Many are calling for substantial government investment to build new properties across Australia.

“The HIA has always agreed more needs to be done at the federal, state, and local level of government, to achieve a sustainable level of supply where both the cost of buying or renting a house is in the grasp of the average Australian,” said Jocelyn Martin, the deputy managing director of industry and policy at the Housing Industry Association.

In a 2017 report on Housing Affordability, Productivity Commission and former RBA governor Glenn Stevens also called for the approval process for new homes to be streamlined.
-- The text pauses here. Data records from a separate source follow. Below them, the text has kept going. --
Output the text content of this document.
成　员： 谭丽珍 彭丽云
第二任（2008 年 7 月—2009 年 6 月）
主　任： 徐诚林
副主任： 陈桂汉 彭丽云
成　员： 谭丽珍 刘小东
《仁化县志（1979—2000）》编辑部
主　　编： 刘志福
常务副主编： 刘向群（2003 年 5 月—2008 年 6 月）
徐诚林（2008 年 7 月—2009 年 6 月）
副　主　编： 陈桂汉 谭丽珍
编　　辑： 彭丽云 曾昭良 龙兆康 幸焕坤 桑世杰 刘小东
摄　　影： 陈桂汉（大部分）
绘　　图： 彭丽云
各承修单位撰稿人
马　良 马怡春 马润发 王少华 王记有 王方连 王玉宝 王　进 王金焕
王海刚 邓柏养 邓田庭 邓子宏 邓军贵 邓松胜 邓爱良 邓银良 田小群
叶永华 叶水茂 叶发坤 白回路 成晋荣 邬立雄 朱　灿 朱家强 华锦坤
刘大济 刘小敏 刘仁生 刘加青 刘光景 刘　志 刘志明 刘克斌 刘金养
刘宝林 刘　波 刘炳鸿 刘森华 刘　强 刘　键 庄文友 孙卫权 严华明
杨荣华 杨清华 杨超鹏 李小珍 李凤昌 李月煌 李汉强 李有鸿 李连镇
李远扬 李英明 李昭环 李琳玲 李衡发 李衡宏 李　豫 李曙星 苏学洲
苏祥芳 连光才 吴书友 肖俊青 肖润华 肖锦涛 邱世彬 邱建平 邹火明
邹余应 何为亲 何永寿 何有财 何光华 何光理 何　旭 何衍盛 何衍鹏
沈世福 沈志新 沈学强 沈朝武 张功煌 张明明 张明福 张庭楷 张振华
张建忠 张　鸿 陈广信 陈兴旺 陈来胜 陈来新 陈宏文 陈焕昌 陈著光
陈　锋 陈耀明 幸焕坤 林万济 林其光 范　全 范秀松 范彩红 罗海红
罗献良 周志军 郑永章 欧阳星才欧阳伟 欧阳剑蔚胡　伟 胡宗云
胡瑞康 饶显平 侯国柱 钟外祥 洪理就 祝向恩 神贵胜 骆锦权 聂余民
"What [the construction industry] need[s] is faster processes for converting zoning and development applications into construction and an ability to respond to those segments of the market that will accept smaller, lower cost dwellings," the report read.

What does May's cash rate increase mean?

While most coverage focuses on mortgage holders, yesterday's monetary policy decision is likely to bode ominously for renters as well.

Investment property owners typically pass on increases to their mortgage repayments to their tenants, but are also influenced by a multitude of other factors.

High interest rates also can dissuade buyers who would have bought a property to live in, keeping them in the pool of potential renters and keeping competition fierce.

Last week in a joint paper with the ABS, RBA economists revealed some insights into the state of the rental market.

"Over the past year, rents have increased for almost three-quarters of properties, up from around one-quarter every year pre-pandemic," the paper read.

"Since mid-2021, the majority of new tenants have been paying higher rent than was charged for the same property the year prior. This share increased to as high as 94% in February 2023, compared with 71% for properties with existing tenants."